Plus important encore, cet équilibre a également connu des changements significatifs dans le temps. Au début (2021–2023), les takers étaient en réalité le groupe gagnant, et la stratégie optimale privilégiait les transactions actives ; après l'explosion du volume de trading au quatrième trimestre 2024, de nombreux market makers professionnels sont entrés sur le marché, modifiant sa structure, et l'équilibre stratégique s'est déplacé vers une approche axée sur les makers (environ 65 % à 70 %). Il s'agit là d'un résultat typique de la théorie des jeux : lorsque la structure des participants change, la stratégie optimale évolue également. Une stratégie efficace dans un environnement « pour débutants » peut rapidement devenir inefficace face à des adversaires professionnels, ce qui pousse constamment le « jeu » du marché à s'itérer.
Résumé
87 % des portefeuilles de marchés prédictifs finissent par être en perte, non pas parce que les marchés sont manipulés, mais parce que ces traders n'ont jamais vraiment effectué de calculs. Ils achètent des contrats peu liquides à des prix pires que ceux des machines à sous, déterminent leurs positions à l'instinct, ignorent les nouveaux changements d'information et paient à chaque ordre au marché pour la « confiance optimiste ».

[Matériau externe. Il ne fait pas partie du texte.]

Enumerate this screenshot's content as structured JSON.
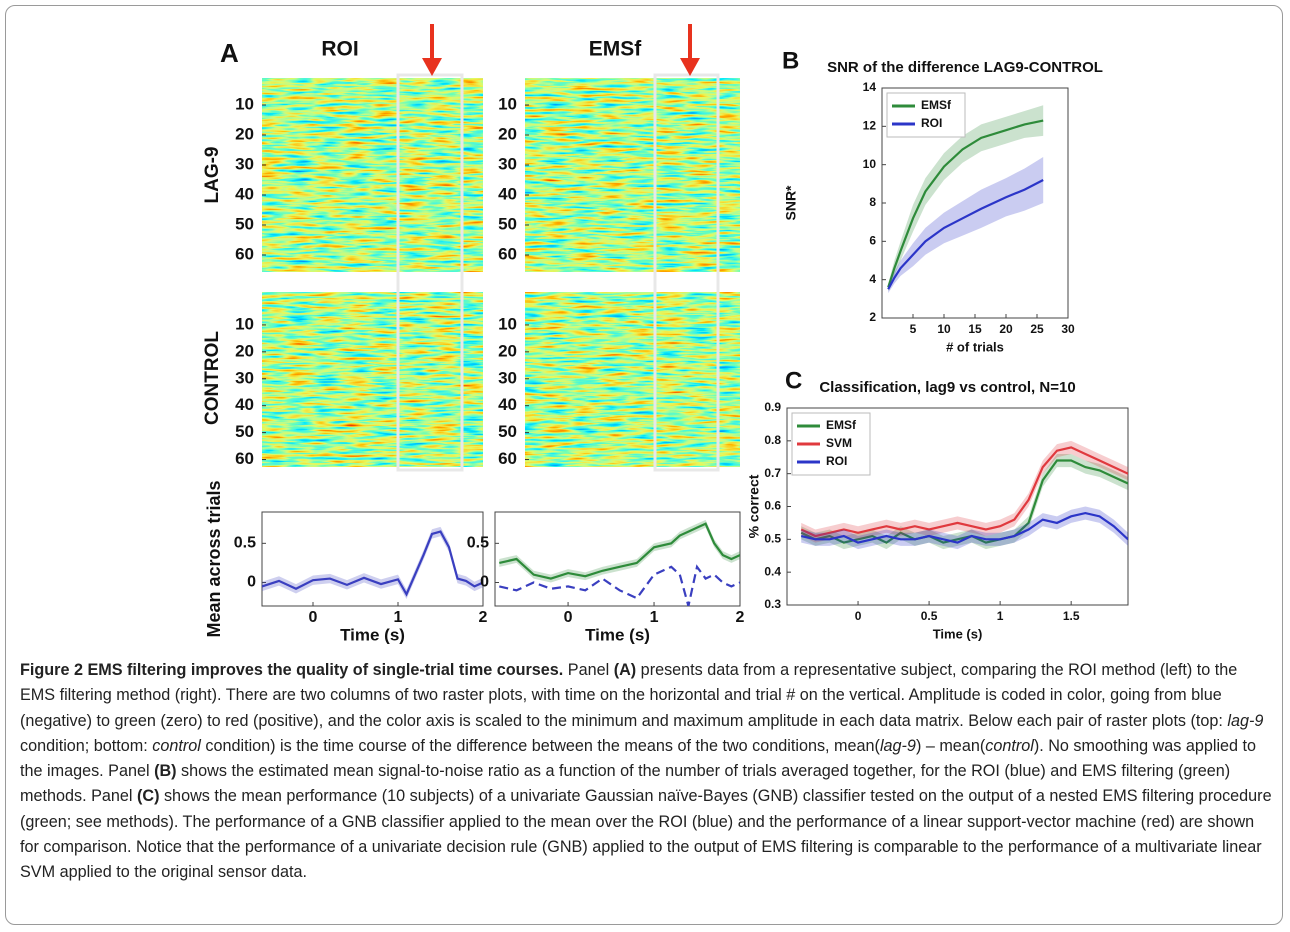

Les 13 % de participants qui parviennent à générer des bénéfices durables ne sont pas simplement plus chanceux ; ils utilisent ces cinq formules comme un ensemble cohérent, établissant un processus complet allant de l'analyse à l'exécution, chaque étape étant fondée sur 72,1 millions de transactions réelles.
Cette fenêtre ne durera pas éternellement. Avec l'entrée de market makers professionnels, les spreads du marché sont rapidement compressés : en 2022, le taker bénéficiait encore d'un avantage d'environ +2,0 %, alors qu'il est désormais de -1,12 %.
Le problème est simplement de suivre l'évolution du marché ou de continuer à acheter un billet de loterie d'un dollar avec un retour de 0,43 dollar.